E, infine, c’è l’Italia, in veste di padrona di casa ma in posizione di fanalino di coda: è lo Stato che cresce meno (1% del Pil) tra i paesi dell’eurozona, con il quarto livello più alto di disoccupazione (11,7% quella totale, 39% quella giovanile) e il secondo di debito (133%). Ma, soprattutto, è l’unico che vive una prolungata fase di incertezza politica anche perché non è riuscito a ridimensionare l’avanzata delle forze populiste.
Collaborazione e agenda economica A fronte del nuovo contesto, con i negoziati della Brexit alle porte e con Trump che mira ad indebolire l’Europa, dividendola, (e, infatti, dopo solo una settimana dal suo insediamento ha attaccato pesantemente il governo di Berlino e la sua politica commerciale), Germania, Francia e Italia non hanno alternativa che lavorare insieme.
Del resto, nessun Paese dell’Unione ha la forza e le dimensioni per agire da solo. A cominciare dalla Germania che, infatti, conta su un rafforzamento del tradizionale asse franco-tedesco per accelerare il processo di integrazione europeo. Sui temi dell’immigrazione, della sicurezza e della difesa c’è da scommettere che non sarà difficile trovare una convergenza di vedute; su quelli economici, invece, la strada rischia di presentarsi in salita.

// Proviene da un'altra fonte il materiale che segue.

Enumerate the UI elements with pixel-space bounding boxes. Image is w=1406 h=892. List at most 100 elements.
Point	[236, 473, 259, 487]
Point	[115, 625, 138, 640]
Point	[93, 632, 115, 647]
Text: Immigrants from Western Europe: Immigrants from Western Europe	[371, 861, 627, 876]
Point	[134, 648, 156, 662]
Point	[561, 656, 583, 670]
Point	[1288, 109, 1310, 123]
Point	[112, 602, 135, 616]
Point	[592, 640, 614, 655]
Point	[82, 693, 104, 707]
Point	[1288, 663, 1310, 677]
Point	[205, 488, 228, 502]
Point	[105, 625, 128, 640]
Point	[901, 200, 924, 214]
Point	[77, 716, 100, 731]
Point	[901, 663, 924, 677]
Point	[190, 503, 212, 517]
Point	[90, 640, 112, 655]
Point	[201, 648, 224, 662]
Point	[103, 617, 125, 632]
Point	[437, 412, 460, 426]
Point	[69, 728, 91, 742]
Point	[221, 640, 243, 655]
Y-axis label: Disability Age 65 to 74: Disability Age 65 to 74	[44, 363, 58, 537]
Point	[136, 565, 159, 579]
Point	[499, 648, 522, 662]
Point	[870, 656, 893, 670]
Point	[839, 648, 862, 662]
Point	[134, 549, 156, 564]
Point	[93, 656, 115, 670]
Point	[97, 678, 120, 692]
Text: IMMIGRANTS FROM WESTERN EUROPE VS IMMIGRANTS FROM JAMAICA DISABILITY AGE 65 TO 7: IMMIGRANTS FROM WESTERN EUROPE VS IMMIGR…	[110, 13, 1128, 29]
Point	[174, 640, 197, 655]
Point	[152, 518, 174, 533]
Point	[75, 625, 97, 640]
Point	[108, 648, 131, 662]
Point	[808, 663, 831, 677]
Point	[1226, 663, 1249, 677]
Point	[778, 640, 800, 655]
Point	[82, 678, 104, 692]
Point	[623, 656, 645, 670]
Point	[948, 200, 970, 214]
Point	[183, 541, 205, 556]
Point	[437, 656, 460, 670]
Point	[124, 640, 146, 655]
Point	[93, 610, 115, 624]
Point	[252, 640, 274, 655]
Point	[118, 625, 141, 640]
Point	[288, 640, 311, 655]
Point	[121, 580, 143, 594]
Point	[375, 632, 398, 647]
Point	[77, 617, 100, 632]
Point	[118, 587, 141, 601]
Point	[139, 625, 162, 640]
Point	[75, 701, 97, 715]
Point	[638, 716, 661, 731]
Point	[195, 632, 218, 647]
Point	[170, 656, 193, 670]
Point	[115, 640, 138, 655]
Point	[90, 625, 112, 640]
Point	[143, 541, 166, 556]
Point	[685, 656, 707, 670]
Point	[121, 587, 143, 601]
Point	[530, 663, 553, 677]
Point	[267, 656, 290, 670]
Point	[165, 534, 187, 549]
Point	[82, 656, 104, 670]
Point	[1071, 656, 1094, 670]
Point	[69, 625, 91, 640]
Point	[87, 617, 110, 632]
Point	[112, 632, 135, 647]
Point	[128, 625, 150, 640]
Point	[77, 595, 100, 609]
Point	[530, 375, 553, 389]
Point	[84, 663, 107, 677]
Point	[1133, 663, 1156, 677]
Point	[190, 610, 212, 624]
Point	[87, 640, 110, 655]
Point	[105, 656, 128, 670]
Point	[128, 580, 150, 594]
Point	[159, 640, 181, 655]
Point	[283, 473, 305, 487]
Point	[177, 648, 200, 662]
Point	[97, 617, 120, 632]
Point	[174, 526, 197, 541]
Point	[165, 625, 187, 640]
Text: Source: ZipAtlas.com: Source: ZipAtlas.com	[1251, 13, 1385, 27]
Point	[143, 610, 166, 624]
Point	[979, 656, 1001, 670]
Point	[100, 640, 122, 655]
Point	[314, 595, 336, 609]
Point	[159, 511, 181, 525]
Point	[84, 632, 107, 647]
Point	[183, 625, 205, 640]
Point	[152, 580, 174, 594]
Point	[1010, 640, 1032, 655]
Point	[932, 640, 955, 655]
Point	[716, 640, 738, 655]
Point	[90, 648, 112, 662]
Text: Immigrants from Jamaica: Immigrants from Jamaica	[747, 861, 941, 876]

Alla proposta di una politica fiscale comune, avanzata in campagna elettorale da Emmanuel Macron, Angela Merkel si oppone. A suo avviso, la condivisione dei rischi può avvenire solo dopo una riduzione di tali rischi e, soprattutto, nel rispetto di quelle regole fiscali che la Francia viola da quasi un decennio. La cancelliera è consapevole, tuttavia, delle complessità, in termini di equilibri politici interni, che dovrà affrontare Macron.
Arroccarsi su posizioni troppo rigide, pertanto, rischierebbe di isolarla, come avvenuto durante la crisi. Dovrà quindi mediare, accettando tempi più lunghi per l’aggiustamento dei conti francesi in cambio di riforme. Procedendo in questo modo, verrebbe ripristinato un rapporto fiduciario minato in questi anni dalle tante promesse non sempre mantenute della presidenza Hollande.
La ritrovata fiducia consentirebbe a Macron di conquistare spazi negoziali su dossier come l’introduzione di un ministro delle Finanze unico o l’istituzione di un budget comune dell’eurozona, primi passi verso la costruzione di un’unione di bilancio, fondamentale secondo Macron, non solo per la Francia, ma per la tenuta dell’intero progetto europeo: “Bisogna far passare il principio dei trasferimenti da un Paese all’altro, altrimenti non ci sarà mai convergenza economica” ha ripetuto più volte nei mesi che hanno preceduto la sua elezione.
Italia: riforme o campagna elettorale? Certo, non sarà semplice convincere la Merkel: quest’ultima deve fare i conti con un elettorato tedesco che di Transfer Union, dopo ben otto salvataggi (tre alla Grecia, uno all’Irlanda, uno al Portogallo, uno alle banche spagnole e uno a Cipro), proprio non ne vuole sentire parlare. Macron ha, quindi, bisogno di alleati. In questa partita, l‘Italia potrebbe giocare un ruolo di primaria importanza. Con il governo di Roma impegnato a riprendere il cammino delle riforme - avviato e poi interrotto dalla perenne campagna elettorale - e a invertire la rotta del debito, per il neopresidente francese sarebbe più facile trovare un compromesso con la Germania.
Del resto, per un Paese come il nostro, che deve risanare le finanze pubbliche e tornare a crescere, non sembra esserci alternativa a un mix di riforme e rigore. Ciò richiede, però, un netto cambio di strategia. A questo proposito, la legge di stabilità dell’autunno prossimo rappresenta un importante banco di prova per capire se verrà data priorità ai conti oppure alla campagna elettorale.
Veronica De Romanis, economista, è autrice de “Il Caso Germania: così la Merkel salva l’Europa” (Marsilio editori).